The purpose of this study was to investigate the existing theories related to overtraining syndrome and to examine the mechanism of overtraining syndrome from the viewpoint of brain science by examining domestic and foreign literature related to the relationship between overtraining syndrome and brain neurotransmitter. The aim of this paper is to provide basic data that can improve the understanding of the mechanism of overtraining syndrome and the role of neurotransmitters and neuromodulators. The results of this study and a number of hypotheses about the overtraining syndrome were proposed, each with strengths and weaknesses. Similar symptoms that occur when the concentration of serotonin in the neurotransmitter increases are related to signs and symptoms of overtraining syndrome. However, it has not been validated to date because it can not distinguish the mechanism of the mediator between the central nervous system and the peripheral nerves.

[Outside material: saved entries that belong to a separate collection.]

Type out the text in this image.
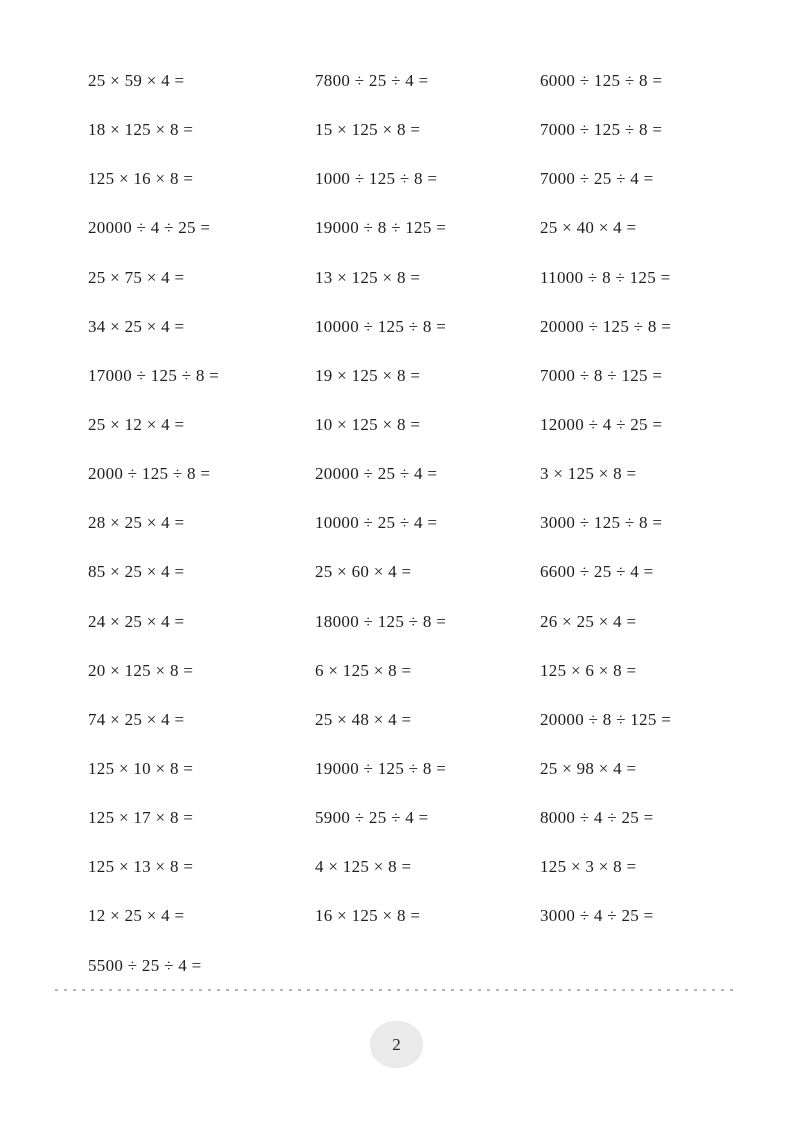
25 × 59 × 4 =	7800 ÷ 25 ÷ 4 =	6000 ÷ 125 ÷ 8 =
18 × 125 × 8 =	15 × 125 × 8 =	7000 ÷ 125 ÷ 8 =
125 × 16 × 8 =	1000 ÷ 125 ÷ 8 =	7000 ÷ 25 ÷ 4 =
20000 ÷ 4 ÷ 25 =	19000 ÷ 8 ÷ 125 =	25 × 40 × 4 =
25 × 75 × 4 =	13 × 125 × 8 =	11000 ÷ 8 ÷ 125 =
34 × 25 × 4 =	10000 ÷ 125 ÷ 8 =	20000 ÷ 125 ÷ 8 =
17000 ÷ 125 ÷ 8 =	19 × 125 × 8 =	7000 ÷ 8 ÷ 125 =
25 × 12 × 4 =	10 × 125 × 8 =	12000 ÷ 4 ÷ 25 =
2000 ÷ 125 ÷ 8 =	20000 ÷ 25 ÷ 4 =	3 × 125 × 8 =
28 × 25 × 4 =	10000 ÷ 25 ÷ 4 =	3000 ÷ 125 ÷ 8 =
85 × 25 × 4 =	25 × 60 × 4 =	6600 ÷ 25 ÷ 4 =
24 × 25 × 4 =	18000 ÷ 125 ÷ 8 =	26 × 25 × 4 =
20 × 125 × 8 =	6 × 125 × 8 =	125 × 6 × 8 =
74 × 25 × 4 =	25 × 48 × 4 =	20000 ÷ 8 ÷ 125 =
125 × 10 × 8 =	19000 ÷ 125 ÷ 8 =	25 × 98 × 4 =
125 × 17 × 8 =	5900 ÷ 25 ÷ 4 =	8000 ÷ 4 ÷ 25 =
125 × 13 × 8 =	4 × 125 × 8 =	125 × 3 × 8 =
12 × 25 × 4 =	16 × 125 × 8 =	3000 ÷ 4 ÷ 25 =
5500 ÷ 25 ÷ 4 =
2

This study suggests that the mechanism of overtraining syndrome will provide important basic information to understand the complex causes of overtraining syndrome through the interaction of existing theory and brain neurotransmitter. Although there has been a lack of studies on the mechanism of overtraining syndrome and brain neurotransmitters so far, we hope that this study will provide an opportunity for more and more people to broaden their understanding of overtraining syndromes.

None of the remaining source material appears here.